At the end of the 19th century, before the wedding to the reign of Nicholas II, the cathedral was once again carefully restored. The festivities took place in May 1896, hardly anyone could then assume that the last Russian emperor would come to the throne. A little more than two decades passed, and the autocracy in Russia collapsed.

During the revolutionary events of 1917, the Assumption Cathedral was slightly damaged by shelling. But, as it turned out, the main difficulties were ahead. In 1918, the last Easter service took place in the cathedral, the temple was closed, and a few years later, by the decision of the new government, a museum was opened here.

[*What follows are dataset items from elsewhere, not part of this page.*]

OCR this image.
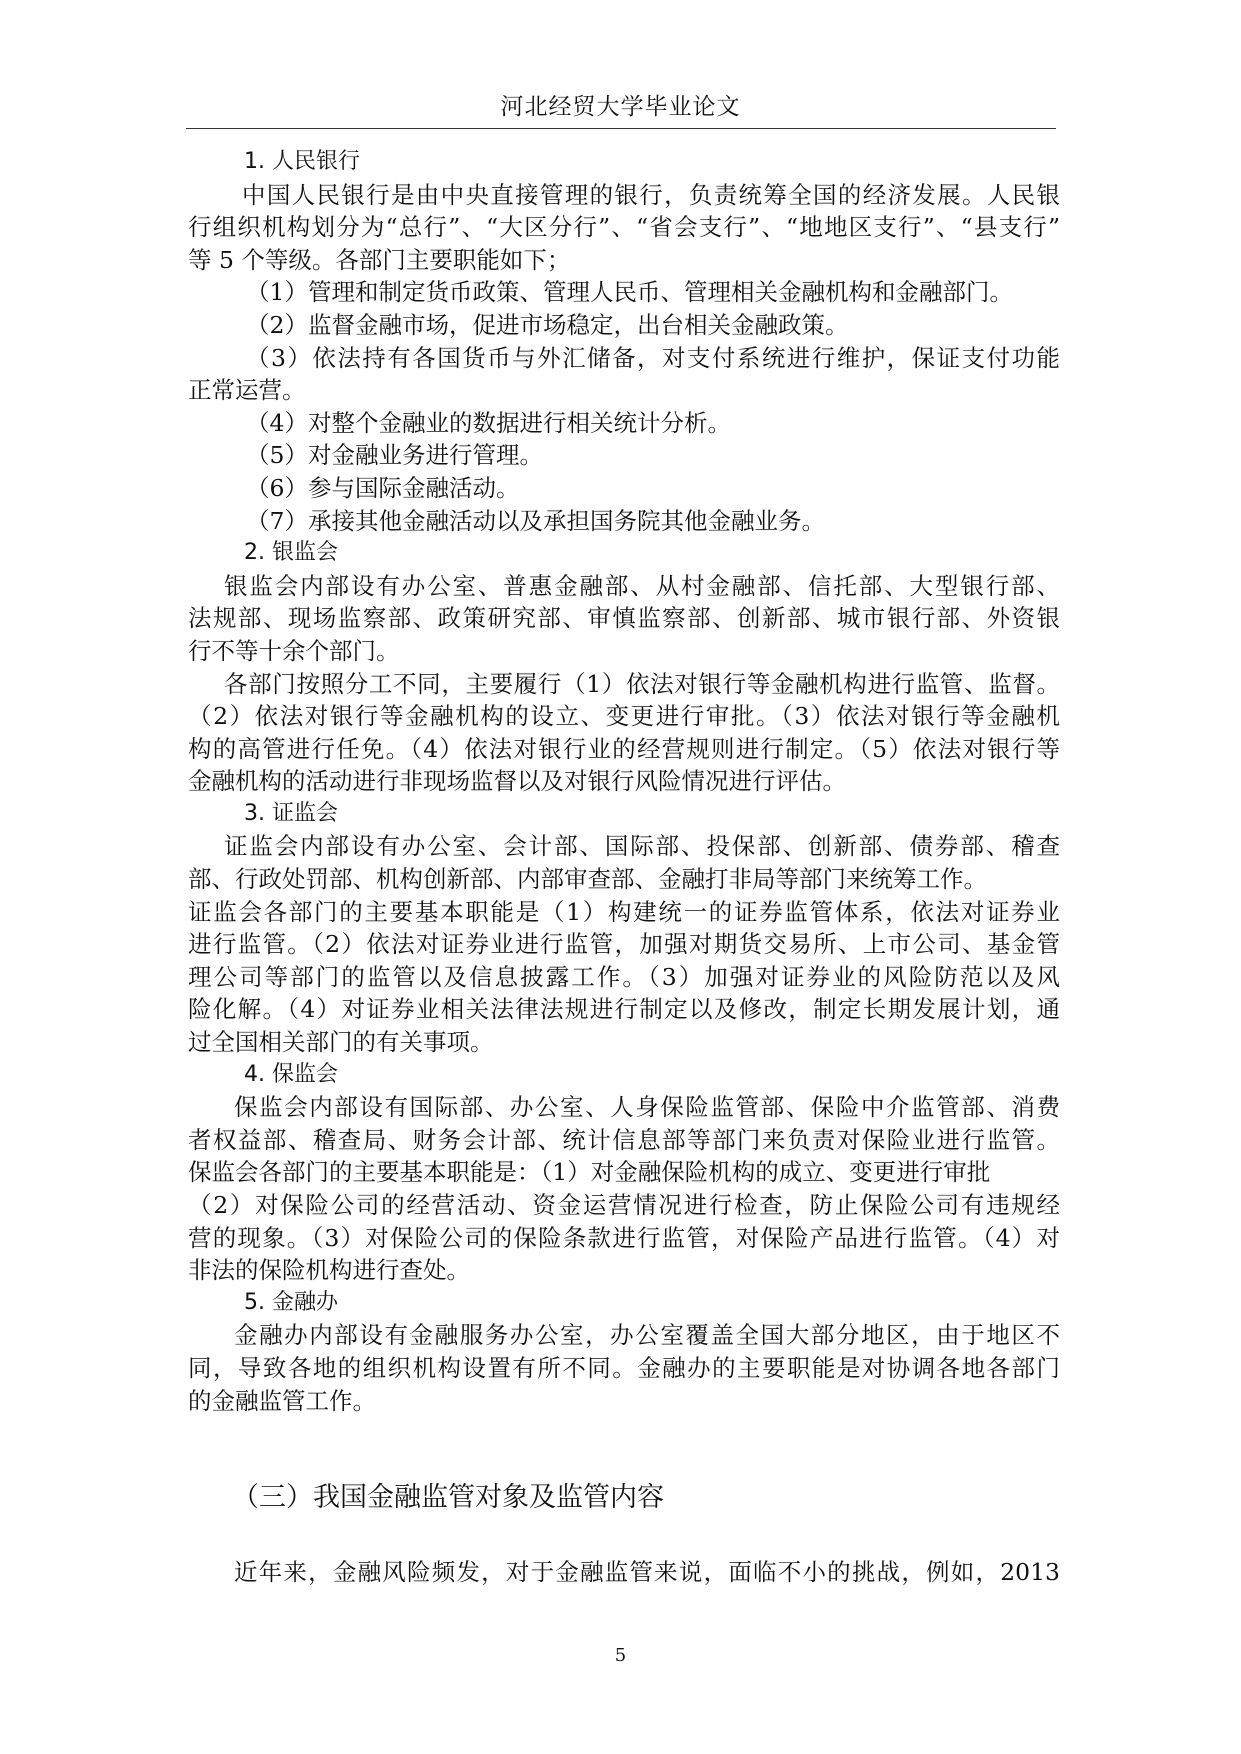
河北经贸大学毕业论文
1. 人民银行
中国人民银行是由中央直接管理的银行，负责统筹全国的经济发展。人民银
行组织机构划分为“总行”、“大区分行”、“省会支行”、“地地区支行”、“县支行”
等 5 个等级。各部门主要职能如下；
（1）管理和制定货币政策、管理人民币、管理相关金融机构和金融部门。
（2）监督金融市场，促进市场稳定，出台相关金融政策。
（3）依法持有各国货币与外汇储备，对支付系统进行维护，保证支付功能
正常运营。
（4）对整个金融业的数据进行相关统计分析。
（5）对金融业务进行管理。
（6）参与国际金融活动。
（7）承接其他金融活动以及承担国务院其他金融业务。
2. 银监会
银监会内部设有办公室、普惠金融部、从村金融部、信托部、大型银行部、
法规部、现场监察部、政策研究部、审慎监察部、创新部、城市银行部、外资银
行不等十余个部门。
各部门按照分工不同，主要履行（1）依法对银行等金融机构进行监管、监督。
（2）依法对银行等金融机构的设立、变更进行审批。（3）依法对银行等金融机
构的高管进行任免。（4）依法对银行业的经营规则进行制定。（5）依法对银行等
金融机构的活动进行非现场监督以及对银行风险情况进行评估。
3. 证监会
证监会内部设有办公室、会计部、国际部、投保部、创新部、债券部、稽查
部、行政处罚部、机构创新部、内部审查部、金融打非局等部门来统筹工作。
证监会各部门的主要基本职能是（1）构建统一的证券监管体系，依法对证券业
进行监管。（2）依法对证券业进行监管，加强对期货交易所、上市公司、基金管
理公司等部门的监管以及信息披露工作。（3）加强对证券业的风险防范以及风
险化解。（4）对证券业相关法律法规进行制定以及修改，制定长期发展计划，通
过全国相关部门的有关事项。
4. 保监会
保监会内部设有国际部、办公室、人身保险监管部、保险中介监管部、消费
者权益部、稽查局、财务会计部、统计信息部等部门来负责对保险业进行监管。
保监会各部门的主要基本职能是：（1）对金融保险机构的成立、变更进行审批
（2）对保险公司的经营活动、资金运营情况进行检查，防止保险公司有违规经
营的现象。（3）对保险公司的保险条款进行监管，对保险产品进行监管。（4）对
非法的保险机构进行查处。
5. 金融办
金融办内部设有金融服务办公室，办公室覆盖全国大部分地区，由于地区不
同，导致各地的组织机构设置有所不同。金融办的主要职能是对协调各地各部门
的金融监管工作。
（三）我国金融监管对象及监管内容
近年来，金融风险频发，对于金融监管来说，面临不小的挑战，例如，2013
5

In the difficult twenties, many church values ​​were sold abroad for a pittance. The Cathedral of the Assumption did not escape this fate. Church services resumed in it only in 1990. True, there were rumors that at the beginning of the Great Patriotic War, at the direction of Stalin, a prayer for salvation from the enemy was served here. Currently, services in the Assumption Cathedral are held only on major Christian holidays, and the rest of the time the museum continues to work here.

The famous battle painter Vasily Vereshchagin worked for eight years (1887-1895) on his painting "In the Assumption Cathedral". The canvas depicts one of the most tragic episodes in the history of this ancient Moscow temple. In the Orthodox shrine, the horses of the French army chew hay, and the soldiers are busy looting: removing icons from the iconostasis. By the way, most of the jewelry stolen in Moscow has never been found. it is assumed that the bulk of what was stolen and taken out of Moscow was dumped near Smolensk in Lake Semlevskoye. But, a multi-meter layer of silt interferes with the search for scuba divers.